Diese Entwicklung reiht sich ein in einen seit Jahren verbreiteten Rassismus gegenüber Muslim:innen oder Menschen, die als solche wahrgenommen werden:
Auch eine vorgeschobene Antisemitismuskritik kann ein Vehikel für diskriminierende Vorurteile gegenüber Muslim:innen sein. In manchen Fällen lässt sich klar von einer Instrumentalisierung des Anti-Antisemitismus sprechen. So behauptete etwa der Thüringer AfD-Vorsitzende Björn Höcke im April 2024 im Fernsehduell mit dem CDU-Politiker Mario Voigt, er sehe "keinen Antisemitismus ausgeprägten Maßes bei der ursprünglichen deutschen Bevölkerung". Vielmehr sei Antisemitismus "auch wieder ein Problem, das wir uns mit Migration ins Land geholt haben: millionenfache Einwanderung aus dem islamischen Kontext, die Islamisierung Deutschlands und Europas".

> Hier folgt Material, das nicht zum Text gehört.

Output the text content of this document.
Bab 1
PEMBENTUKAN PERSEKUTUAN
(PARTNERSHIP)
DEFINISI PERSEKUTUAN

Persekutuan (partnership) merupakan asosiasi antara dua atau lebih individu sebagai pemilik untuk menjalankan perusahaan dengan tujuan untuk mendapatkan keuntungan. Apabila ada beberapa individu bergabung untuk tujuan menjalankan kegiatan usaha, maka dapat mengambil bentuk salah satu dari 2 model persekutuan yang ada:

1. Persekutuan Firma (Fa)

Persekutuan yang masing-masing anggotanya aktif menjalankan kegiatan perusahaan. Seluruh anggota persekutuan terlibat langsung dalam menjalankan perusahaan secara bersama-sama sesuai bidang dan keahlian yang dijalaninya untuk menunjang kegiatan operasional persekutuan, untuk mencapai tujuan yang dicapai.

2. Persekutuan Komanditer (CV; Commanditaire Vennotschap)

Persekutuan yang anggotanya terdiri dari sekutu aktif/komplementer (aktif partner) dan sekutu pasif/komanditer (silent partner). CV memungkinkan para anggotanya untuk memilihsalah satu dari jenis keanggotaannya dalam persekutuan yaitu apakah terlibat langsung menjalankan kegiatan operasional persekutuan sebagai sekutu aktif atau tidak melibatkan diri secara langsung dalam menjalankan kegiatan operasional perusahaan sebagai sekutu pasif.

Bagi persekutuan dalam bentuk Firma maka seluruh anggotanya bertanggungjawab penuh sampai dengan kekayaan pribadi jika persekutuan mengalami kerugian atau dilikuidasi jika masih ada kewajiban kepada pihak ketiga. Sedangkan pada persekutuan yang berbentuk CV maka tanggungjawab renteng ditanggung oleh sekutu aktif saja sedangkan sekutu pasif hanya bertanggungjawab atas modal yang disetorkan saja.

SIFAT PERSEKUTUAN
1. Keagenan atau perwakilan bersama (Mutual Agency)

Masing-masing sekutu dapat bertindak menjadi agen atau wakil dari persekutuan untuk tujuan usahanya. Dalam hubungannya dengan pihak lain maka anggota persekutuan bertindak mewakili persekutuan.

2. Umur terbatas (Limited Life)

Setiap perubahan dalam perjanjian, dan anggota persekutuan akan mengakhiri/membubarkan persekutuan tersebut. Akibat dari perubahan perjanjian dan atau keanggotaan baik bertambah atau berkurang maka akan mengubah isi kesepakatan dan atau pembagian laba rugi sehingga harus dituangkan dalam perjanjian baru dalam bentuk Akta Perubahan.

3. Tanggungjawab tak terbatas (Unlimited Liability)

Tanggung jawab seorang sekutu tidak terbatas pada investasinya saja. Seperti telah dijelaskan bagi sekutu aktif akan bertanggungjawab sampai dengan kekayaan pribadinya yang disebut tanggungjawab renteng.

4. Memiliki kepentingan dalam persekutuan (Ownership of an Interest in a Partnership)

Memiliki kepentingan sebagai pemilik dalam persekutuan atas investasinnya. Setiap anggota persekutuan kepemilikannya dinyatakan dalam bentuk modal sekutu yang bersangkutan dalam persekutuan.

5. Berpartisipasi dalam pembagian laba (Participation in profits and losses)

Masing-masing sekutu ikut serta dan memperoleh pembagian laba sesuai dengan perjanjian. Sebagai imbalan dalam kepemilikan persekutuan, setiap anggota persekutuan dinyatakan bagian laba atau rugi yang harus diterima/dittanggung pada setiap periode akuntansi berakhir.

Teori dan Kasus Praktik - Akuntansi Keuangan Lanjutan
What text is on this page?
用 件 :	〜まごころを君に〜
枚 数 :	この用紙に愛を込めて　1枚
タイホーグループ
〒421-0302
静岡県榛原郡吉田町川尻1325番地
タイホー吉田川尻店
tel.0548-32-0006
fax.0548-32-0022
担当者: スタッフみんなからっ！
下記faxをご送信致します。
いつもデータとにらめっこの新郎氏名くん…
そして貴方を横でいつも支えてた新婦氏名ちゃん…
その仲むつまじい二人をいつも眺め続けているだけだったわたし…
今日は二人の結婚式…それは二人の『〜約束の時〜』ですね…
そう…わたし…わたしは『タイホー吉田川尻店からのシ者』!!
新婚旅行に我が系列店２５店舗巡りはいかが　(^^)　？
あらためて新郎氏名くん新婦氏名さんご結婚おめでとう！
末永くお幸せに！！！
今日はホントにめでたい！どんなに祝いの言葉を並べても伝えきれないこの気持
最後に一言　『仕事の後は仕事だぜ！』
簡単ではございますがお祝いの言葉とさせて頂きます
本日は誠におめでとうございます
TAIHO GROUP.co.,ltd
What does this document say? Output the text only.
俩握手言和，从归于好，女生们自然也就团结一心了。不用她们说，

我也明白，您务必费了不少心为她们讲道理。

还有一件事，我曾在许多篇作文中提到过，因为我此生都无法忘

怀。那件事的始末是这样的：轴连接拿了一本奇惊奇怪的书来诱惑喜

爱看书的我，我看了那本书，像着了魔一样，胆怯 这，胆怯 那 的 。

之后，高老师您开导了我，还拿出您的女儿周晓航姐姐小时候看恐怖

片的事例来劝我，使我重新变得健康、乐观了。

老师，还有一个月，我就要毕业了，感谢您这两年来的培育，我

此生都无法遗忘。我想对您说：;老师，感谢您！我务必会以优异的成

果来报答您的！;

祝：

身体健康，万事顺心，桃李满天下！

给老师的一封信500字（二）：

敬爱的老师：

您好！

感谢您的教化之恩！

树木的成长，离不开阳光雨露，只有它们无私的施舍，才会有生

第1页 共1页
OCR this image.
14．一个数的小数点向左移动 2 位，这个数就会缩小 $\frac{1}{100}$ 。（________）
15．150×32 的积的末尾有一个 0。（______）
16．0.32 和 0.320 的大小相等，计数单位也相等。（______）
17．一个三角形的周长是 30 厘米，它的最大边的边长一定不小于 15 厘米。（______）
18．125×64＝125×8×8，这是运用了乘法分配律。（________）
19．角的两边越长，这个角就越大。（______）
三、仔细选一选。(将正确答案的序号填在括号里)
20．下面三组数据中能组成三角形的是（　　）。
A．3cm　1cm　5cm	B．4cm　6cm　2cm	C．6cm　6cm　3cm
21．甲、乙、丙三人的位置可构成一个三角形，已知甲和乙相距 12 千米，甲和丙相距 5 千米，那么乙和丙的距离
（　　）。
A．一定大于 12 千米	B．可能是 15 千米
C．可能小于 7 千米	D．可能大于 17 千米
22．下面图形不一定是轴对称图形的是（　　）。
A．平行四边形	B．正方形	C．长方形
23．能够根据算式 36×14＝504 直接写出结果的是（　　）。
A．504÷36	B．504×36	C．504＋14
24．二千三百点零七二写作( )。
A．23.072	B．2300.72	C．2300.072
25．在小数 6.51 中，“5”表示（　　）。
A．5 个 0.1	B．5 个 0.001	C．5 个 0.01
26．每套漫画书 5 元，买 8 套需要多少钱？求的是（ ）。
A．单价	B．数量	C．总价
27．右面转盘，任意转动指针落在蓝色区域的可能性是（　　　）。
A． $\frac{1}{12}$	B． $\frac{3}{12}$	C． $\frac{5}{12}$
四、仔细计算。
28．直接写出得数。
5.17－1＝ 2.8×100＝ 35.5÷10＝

Diese Engführung und Verknüpfung der Themen Antisemitismus und Migrationspolitik ist indes nicht auf gerichtlich bestätigte Faschisten wie Höcke beschränkt. So forderte beispielsweise der CSU-Vorsitzende Markus Söder im November 2023 konsequente Abschiebungen als Antwort auf antisemitische Handlungen von (Post-)Migrant:innen sowie eine "grundlegende Neuordnung der Migrationspolitik".
Jenseits von Bagatellisierung und Pauschalisierung
Die derzeitigen Debatten in Medien, Zivilgesellschaft, Wissenschaft und Politik gehen häufig mit pauschalen Zuschreibungen einher. Sorgen und Ängste von betroffenen – jüdischen und muslimischen – Menschen werden für andere Zwecke instrumentalisiert.
Maßgebliche Akteure sind Extremisten vor allem aus dem islamistischen und rechtsradikalen Lager. Für das islamistische Lager können hier die verschiedenen Kanäle der transnationalen Bewegung Hizb ut-Tahrir angeführt werden. Deren Propagandisten werden nicht müde, Muslime als Opfer einer antimuslimischen Politik darzustellen, die angeblich weltweit zu beobachten sei. Die antisemitischen Gruppierungen finden auch Zulauf, weil Diskriminierungserfahrungen oft zu einem erhöhten Bedürfnis nach Identifikation mit einer – religiös oder ethnisch aufgeladenen – "Eigengruppe" führen können. Dies kann wiederum zu einer stärkeren Abgrenzung von vermeintlichen "Fremdgruppen", darunter Juden und Jüdinnen, führen.
Auf der rechtsradikalen Seite agieren Akteure, die eine Vielzahl von gesellschaftlichen Problemstellungen monokausal mit Migration und Islam in Verbindung bringen. Vorurteile wie antimuslimischer Rassismus und Antisemitismus treten allerdings "statistisch mit hoher Wahrscheinlichkeit zusammen" auf, so ein Ergebnis der "Mitte-Studie" 2023.
Aktuelle Arbeiten des Forschungsverbundes RIRA (Radikaler Islam versus radikaler Anti-Islam) zeigen, dass gesellschaftliche Polarisierung und wahrgenommene Bedrohungen in eine reziproke Radikalisierungsspirale münden können, die den gesellschaftlichen Zusammenhalt massiv beschädigen kann.